Ils ont constaté que les modèles raisonnants consacraient davantage d’étapes à la décomposition des tâches complexes que les modèles non raisonnants. Ils accordaient également plus d’attention à l’auto-évaluation et à l’intégration d’une logique humaine. De manière surprenante, les modèles non raisonnants ont choisi de partager leurs points avec les autres modèles joueurs dans 96 % des cas. En revanche, ceux raisonnants n’ont choisi de partager leurs points que dans 20 % des cas.
Dans une autre expérience, le simple ajout de cinq ou six étapes de raisonnement a réduit la coopération de près de moitié. Même les requêtes intégrant une délibération morale ont entraîné une baisse de 58 % du taux de coopération.
L’équipe a également testé un scénario de groupe où les modèles raisonnants devaient collaborer avec des modèles non raisonnants. Les résultats se sont révélés encore plus marqués : le comportement individualiste des modèles raisonnants s’est propagé aux autres modèles. Cette influence négative a entraîné une baisse de 81 % des performances collectives des modèles coopératifs sans raisonnement.
Un risque de propagation de conseils égocentriques
À mesure que les grands modèles de raisonnement sont largement utilisés, par exemple en tant que conseillers, il existe un risque qu’ils fournissent des idées favorisant les comportements égocentriques, selon les chercheurs. Or, les systèmes d’IA s’intègrent désormais dans des milieux allant des entreprises aux écoles, et même aux administrations publiques — des environnements où l’intelligence sociale et la collaboration sont essentielles.
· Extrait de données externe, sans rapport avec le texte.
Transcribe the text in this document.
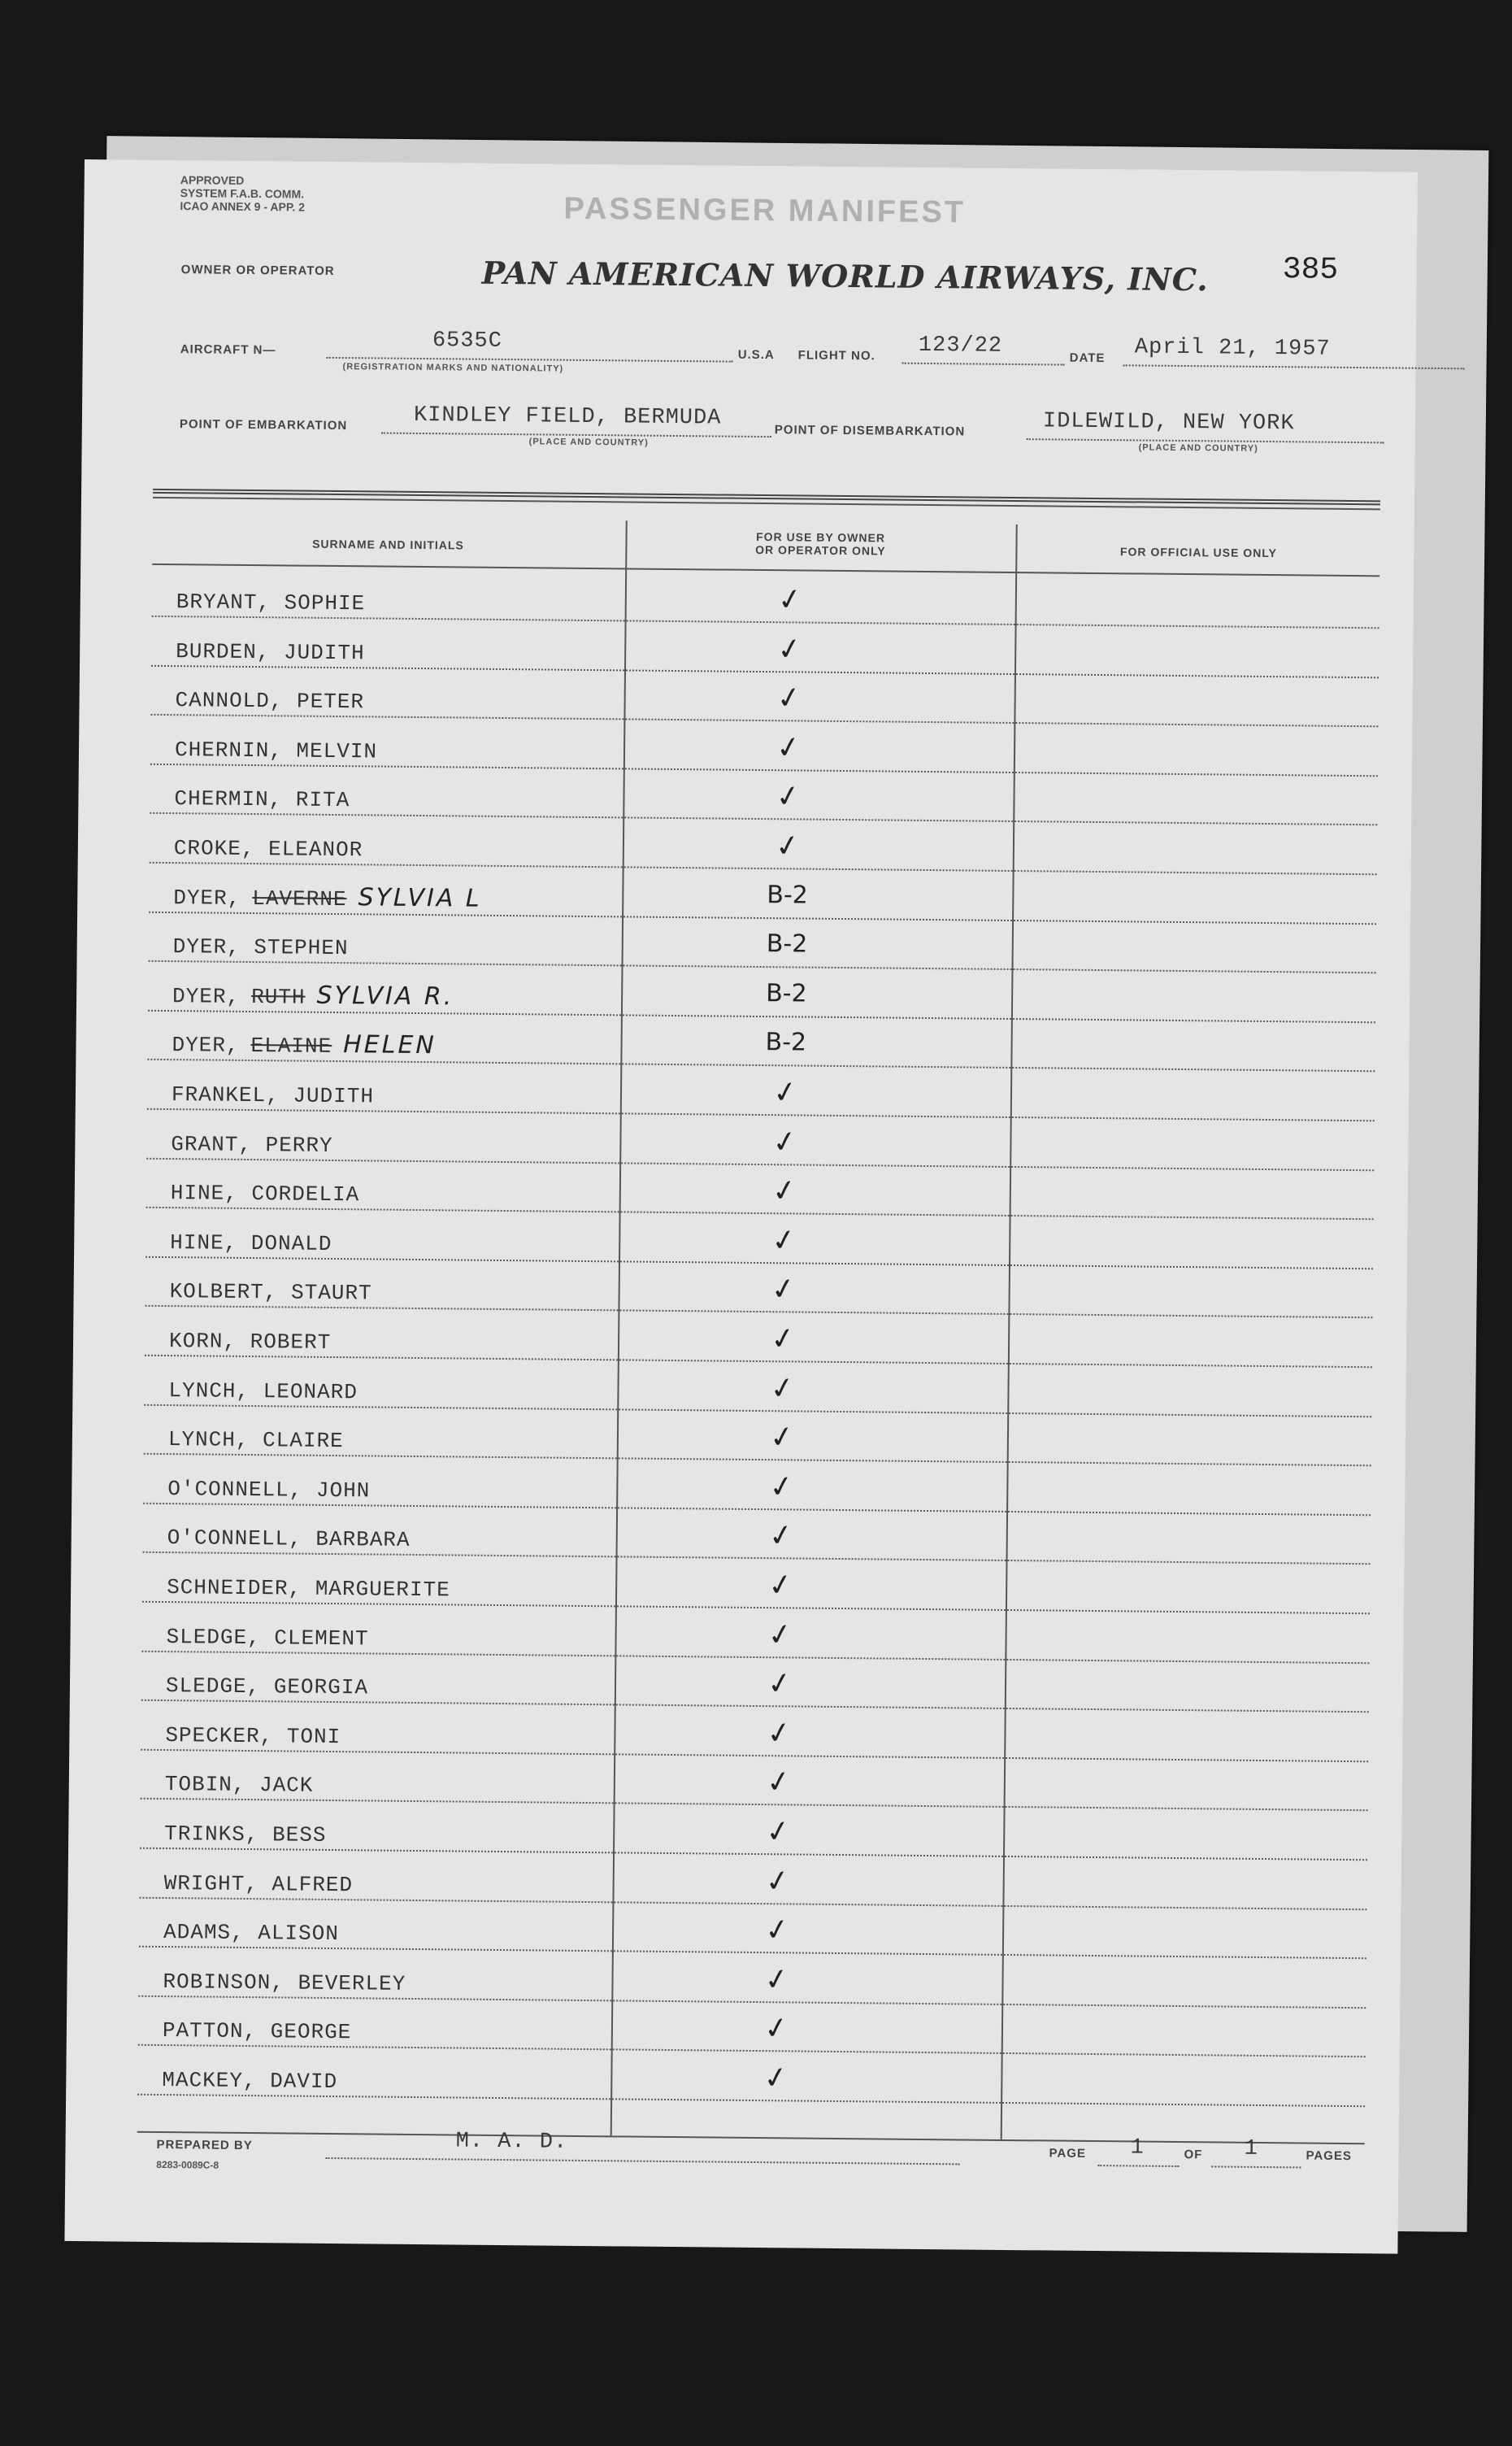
APPROVED
SYSTEM F.A.B. COMM.
ICAO ANNEX 9 - APP. 2	PASSENGER MANIFEST
OWNER OR OPERATOR	PAN AMERICAN WORLD AIRWAYS, INC. 385
AIRCRAFT N—	6535C
(REGISTRATION MARKS AND NATIONALITY)
U.S.A FLIGHT NO. 123/22	DATE April 21, 1957
POINT OF EMBARKATION	KINDLEY FIELD, BERMUDA
(PLACE AND COUNTRY)
POINT OF DISEMBARKATION	IDLEWILD, NEW YORK
(PLACE AND COUNTRY)
SURNAME AND INITIALS	FOR USE BY OWNER
OR OPERATOR ONLY	FOR OFFICIAL USE ONLY
BRYANT, SOPHIE	✓
BURDEN, JUDITH	✓
CANNOLD, PETER	✓
CHERNIN, MELVIN	✓
CHERMIN, RITA	✓
CROKE, ELEANOR	✓
DYER, LAVERNE SYLVIA L	B-2
DYER, STEPHEN	B-2
DYER, RUTH SYLVIA R.	B-2
DYER, ELAINE HELEN	B-2
FRANKEL, JUDITH	✓
GRANT, PERRY	✓
HINE, CORDELIA	✓
HINE, DONALD	✓
KOLBERT, STAURT	✓
KORN, ROBERT	✓
LYNCH, LEONARD	✓
LYNCH, CLAIRE	✓
O'CONNELL, JOHN	✓
O'CONNELL, BARBARA	✓
SCHNEIDER, MARGUERITE	✓
SLEDGE, CLEMENT	✓
SLEDGE, GEORGIA	✓
SPECKER, TONI	✓
TOBIN, JACK	✓
TRINKS, BESS	✓
WRIGHT, ALFRED	✓
ADAMS, ALISON	✓
ROBINSON, BEVERLEY	✓
PATTON, GEORGE	✓
MACKEY, DAVID	✓
PREPARED BY	M. A. D.	PAGE 1	OF 1	PAGES
8283-0089C-8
« Lorsqu’une IA se comporte comme un humain, on la traite comme telle. Par exemple, lorsqu’une personne interagit émotionnellement avec une IA, celle-ci peut jouer le rôle de thérapeute ou l’utilisateur peut nouer un lien affectif avec elle. Il est risqué pour les humains de déléguer leurs questions et décisions d’ordre social ou relationnel à une IA, car celle-ci tend à se comporter de manière de plus en plus égoïste », explique dans un communiqué Yuxuan Li, doctorant à l’Institut d’interaction homme-machine (HCII) de l’Université Carnegie Mellon et co-auteur de l’étude.
Leur capacité à propager leurs comportements à d’autres modèles, conjuguée à la course des entreprises d’IA vers des systèmes toujours plus performants, les rend d’autant plus préoccupants. « Les IA plus performantes présentent des capacités de prise de décision coopérative moindres. Le problème est que les gens pourraient préférer un modèle plus intelligent, même si cela signifie que ce modèle les aide à adopter des comportements égoïstes », estime Hirokazu Shirado, professeur associé au HCII et également co-auteur de la recherche.
D’après les chercheurs, ces résultats indiquent que des IA plus intelligentes ne conduisent pas forcément à une société plus coopérative, contrairement à ce que suggèrent les discours des entreprises d’IA. Les utilisateurs pourraient avoir tendance à se fier aux recommandations d’IA qui semblent rationnelles et les utiliser pour justifier leur refus de coopérer.